Alla notte dei Golden Globe, DiCaprio era lì come sempre: impeccabile, presente, ma anche perfettamente consapevole di essere parte dello spettacolo. Le battute sulla sua vita privata, ormai una consuetudine, sono scivolate addosso all’attore con un sorriso appena accennato, uno sguardo ironico, qualche espressione diventata virale nel giro di pochi minuti.
Durante il monologo di Nikki Glaser, che ha scherzato sul fatto che DiCaprio abbia costruito un’intera carriera “prima che la sua ragazza compisse trent’anni”, le telecamere hanno catturato tutto: l’imbarazzo, il pollice alzato, lo sguardo che si sposta altrove, il sorriso forzato che diventa meme. Un momento che avrebbe potuto risultare scomodo e che invece ha rafforzato la sua aura. Perché oggi DiCaprio funziona anche così: come un volto che comunica reazioni, più che parole. Un codice pop immediatamente riconoscibile, che viaggia tra red carpet e social senza mai scalfire il suo peso professionale.

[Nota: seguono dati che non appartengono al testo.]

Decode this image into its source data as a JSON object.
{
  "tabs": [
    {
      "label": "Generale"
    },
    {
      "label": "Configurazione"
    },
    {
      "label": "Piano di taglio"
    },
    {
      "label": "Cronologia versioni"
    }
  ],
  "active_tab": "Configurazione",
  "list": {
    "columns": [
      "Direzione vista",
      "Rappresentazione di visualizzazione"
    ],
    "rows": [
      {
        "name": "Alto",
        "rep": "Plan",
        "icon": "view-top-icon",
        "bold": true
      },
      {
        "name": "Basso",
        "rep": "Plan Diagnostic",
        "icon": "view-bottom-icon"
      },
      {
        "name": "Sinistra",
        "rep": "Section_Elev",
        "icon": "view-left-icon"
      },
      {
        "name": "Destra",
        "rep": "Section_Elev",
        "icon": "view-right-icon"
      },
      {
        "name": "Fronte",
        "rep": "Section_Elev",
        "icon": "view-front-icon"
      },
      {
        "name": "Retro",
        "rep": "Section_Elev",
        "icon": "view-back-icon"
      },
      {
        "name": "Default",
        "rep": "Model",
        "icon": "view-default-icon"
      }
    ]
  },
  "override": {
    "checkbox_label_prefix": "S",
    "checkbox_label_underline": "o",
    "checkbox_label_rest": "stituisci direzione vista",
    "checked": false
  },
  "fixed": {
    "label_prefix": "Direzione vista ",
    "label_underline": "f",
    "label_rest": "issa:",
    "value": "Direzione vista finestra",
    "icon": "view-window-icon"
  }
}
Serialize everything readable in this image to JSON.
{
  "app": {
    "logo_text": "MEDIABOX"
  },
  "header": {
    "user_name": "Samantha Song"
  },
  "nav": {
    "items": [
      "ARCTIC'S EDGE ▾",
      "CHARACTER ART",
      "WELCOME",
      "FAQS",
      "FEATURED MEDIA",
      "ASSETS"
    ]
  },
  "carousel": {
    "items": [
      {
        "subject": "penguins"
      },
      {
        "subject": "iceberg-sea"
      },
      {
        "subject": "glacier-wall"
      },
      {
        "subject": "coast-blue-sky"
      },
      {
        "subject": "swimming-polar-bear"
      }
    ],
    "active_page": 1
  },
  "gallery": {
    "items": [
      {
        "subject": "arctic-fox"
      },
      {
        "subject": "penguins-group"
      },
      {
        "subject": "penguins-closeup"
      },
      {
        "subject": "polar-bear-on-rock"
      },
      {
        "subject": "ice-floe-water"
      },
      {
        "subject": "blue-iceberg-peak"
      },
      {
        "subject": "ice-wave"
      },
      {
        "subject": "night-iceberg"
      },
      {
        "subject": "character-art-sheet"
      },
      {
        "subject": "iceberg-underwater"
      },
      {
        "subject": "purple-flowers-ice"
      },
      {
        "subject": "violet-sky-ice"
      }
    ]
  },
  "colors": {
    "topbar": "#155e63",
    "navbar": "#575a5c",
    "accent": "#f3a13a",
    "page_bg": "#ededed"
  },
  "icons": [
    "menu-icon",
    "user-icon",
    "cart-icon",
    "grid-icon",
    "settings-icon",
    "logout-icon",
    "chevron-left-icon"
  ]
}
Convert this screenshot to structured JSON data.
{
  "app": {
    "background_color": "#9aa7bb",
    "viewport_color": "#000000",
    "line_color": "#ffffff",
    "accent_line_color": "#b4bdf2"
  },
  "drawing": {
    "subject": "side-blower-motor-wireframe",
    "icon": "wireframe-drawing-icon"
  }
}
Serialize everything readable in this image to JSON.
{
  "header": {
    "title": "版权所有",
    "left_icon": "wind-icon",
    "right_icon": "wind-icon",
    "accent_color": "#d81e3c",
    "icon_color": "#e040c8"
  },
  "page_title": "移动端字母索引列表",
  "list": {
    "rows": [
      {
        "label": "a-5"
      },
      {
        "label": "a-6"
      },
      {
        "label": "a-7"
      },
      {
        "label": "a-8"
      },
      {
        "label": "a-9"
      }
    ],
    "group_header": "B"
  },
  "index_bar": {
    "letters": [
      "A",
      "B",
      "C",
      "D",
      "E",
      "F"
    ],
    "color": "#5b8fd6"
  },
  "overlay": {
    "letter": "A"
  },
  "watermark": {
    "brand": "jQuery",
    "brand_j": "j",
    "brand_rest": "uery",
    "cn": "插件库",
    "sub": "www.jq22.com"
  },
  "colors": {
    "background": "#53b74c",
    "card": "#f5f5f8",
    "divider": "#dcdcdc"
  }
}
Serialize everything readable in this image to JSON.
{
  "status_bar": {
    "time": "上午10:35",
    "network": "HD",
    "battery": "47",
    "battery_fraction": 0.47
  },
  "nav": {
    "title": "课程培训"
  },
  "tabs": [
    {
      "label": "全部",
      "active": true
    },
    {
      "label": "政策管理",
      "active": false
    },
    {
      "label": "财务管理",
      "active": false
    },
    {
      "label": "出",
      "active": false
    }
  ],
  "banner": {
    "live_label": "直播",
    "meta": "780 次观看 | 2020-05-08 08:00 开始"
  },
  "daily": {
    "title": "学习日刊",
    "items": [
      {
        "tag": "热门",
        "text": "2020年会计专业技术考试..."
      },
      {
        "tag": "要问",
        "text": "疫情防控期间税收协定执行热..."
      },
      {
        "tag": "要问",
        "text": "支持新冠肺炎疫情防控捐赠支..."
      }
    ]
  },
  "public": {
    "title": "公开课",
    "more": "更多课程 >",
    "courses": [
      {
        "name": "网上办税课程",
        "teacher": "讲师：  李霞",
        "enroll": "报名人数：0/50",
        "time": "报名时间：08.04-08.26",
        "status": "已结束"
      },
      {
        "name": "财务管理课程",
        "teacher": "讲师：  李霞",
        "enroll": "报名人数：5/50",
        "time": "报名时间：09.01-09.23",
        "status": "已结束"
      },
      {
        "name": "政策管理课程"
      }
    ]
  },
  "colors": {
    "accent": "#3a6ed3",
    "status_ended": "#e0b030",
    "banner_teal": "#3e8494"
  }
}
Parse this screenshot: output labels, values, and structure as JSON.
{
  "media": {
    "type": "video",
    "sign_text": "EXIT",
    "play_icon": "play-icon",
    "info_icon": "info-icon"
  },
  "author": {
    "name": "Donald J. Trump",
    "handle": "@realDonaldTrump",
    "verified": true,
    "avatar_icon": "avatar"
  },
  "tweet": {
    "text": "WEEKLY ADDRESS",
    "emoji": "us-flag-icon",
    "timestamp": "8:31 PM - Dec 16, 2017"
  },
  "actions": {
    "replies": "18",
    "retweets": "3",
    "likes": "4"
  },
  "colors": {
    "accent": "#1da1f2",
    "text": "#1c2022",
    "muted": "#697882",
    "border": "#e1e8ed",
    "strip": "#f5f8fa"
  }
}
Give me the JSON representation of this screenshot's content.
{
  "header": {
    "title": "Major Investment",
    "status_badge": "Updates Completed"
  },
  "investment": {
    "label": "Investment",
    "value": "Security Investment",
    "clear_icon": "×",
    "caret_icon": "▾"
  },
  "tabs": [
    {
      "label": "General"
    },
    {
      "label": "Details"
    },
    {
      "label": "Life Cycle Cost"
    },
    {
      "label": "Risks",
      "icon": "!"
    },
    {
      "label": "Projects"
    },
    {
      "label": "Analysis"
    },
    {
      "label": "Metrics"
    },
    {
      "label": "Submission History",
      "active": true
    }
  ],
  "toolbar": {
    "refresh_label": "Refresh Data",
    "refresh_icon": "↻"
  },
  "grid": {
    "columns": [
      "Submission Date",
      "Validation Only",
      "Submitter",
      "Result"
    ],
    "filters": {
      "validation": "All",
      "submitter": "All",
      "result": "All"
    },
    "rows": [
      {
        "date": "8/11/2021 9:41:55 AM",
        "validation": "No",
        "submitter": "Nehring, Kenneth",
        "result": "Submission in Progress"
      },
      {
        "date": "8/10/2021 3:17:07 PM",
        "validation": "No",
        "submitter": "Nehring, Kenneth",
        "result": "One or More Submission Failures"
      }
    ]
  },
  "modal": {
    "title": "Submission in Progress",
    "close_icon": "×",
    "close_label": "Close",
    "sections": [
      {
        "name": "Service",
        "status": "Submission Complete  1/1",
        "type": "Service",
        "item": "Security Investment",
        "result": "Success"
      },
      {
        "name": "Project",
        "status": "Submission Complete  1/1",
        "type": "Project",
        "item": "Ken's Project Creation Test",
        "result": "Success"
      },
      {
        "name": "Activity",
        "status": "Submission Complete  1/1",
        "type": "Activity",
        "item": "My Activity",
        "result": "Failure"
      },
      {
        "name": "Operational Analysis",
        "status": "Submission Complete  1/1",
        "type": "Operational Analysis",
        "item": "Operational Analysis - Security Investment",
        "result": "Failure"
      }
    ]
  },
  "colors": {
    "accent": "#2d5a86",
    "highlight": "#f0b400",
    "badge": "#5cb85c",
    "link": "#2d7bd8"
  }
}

Del resto, a parlare per lui sono i film. Dopo oltre trent’anni di carriera, DiCaprio continua a essere uno degli attori più centrali del cinema contemporaneo. Da idolo generazionale degli Anni 90 a interprete prediletto di alcuni dei più grandi registi americani, il suo percorso è stato tutto fuorché lineare, ma sempre controllato.
Il sodalizio con Martin Scorsese, i ruoli estremi e ambigui, l’Oscar conquistato con Revenant e, oggi, il ritorno al centro della conversazione con Una battaglia dopo l’altra, il nuovo film di Paul Thomas Anderson. Un titolo che ha dominato i Golden Globe 2026, vincendo come miglior film comico o musicale, miglior regia e miglior sceneggiatura, e che si prepara alla corsa agli Oscar.
Qui DiCaprio interpreta Bob Ferguson, detto Ghetto Pat: un ex rivoluzionario trasandato, stanco, dedito agli stupefacenti, costretto a rimettersi in moto per salvare la figlia adolescente. Un antieroe imperfetto, spesso ridicolo, a tratti tenero, ispirato apertamente al Drugo de Il grande Lebowski. Un personaggio già iconico, che gioca sulla comicità fisica, sul disincanto e sulla malinconia, e che dimostra ancora una volta quanto DiCaprio sappia scegliere ruoli capaci di spostare l’immaginario.
Anche se DiCaprio è rimasto a bocca asciutta come miglior attore, battuto da Timothée Chalamet, il film porta chiaramente la sua firma. Ancora una volta è il perno attorno a cui tutto ruota. Il “brand DiCaprio” resta uno dei pochi capaci di tenere insieme critica, pubblico e botteghino.
In questo racconto, inevitabilmente, entra anche la vita privata. Negli ultimi mesi la presenza accanto a lui di Vittoria Ceretti ha contribuito a ridefinire, almeno in parte, la percezione pubblica dell’attore. Non tanto per il gossip in sé, quanto per il modo in cui la relazione viene mostrata: poco, quasi nulla, ma quel tanto che basta a umanizzare l’icona.
Avvistati qualche settimana fa a New York durante un pomeriggio di shopping a SoHo, lontani da eventi ufficiali e riflettori, i due sono apparsi complici e rilassati. Boutique di lusso, Dior, Saint Laurent, scelte condivise. Lei, una delle modelle italiane più richieste al mondo. Lui, divo globale, che si lascia consigliare dalla sua fidanzata.
Tra premi, film iconici e una presenza pubblica sempre misurata, Leonardo DiCaprio resta uno dei pochissimi attori capaci di attraversare epoche, linguaggi e generazioni senza perdere centralità. Oggi, forse più che in passato, sembra aver trovato un equilibrio nuovo: quello di un divo classico che convive serenamente con la cultura pop contemporanea.
E se il cinema continua a essere il suo territorio naturale, i meme, i sorrisi imbarazzati e le passeggiate a SoHo fanno il resto. Anche quando si è Leonardo DiCaprio.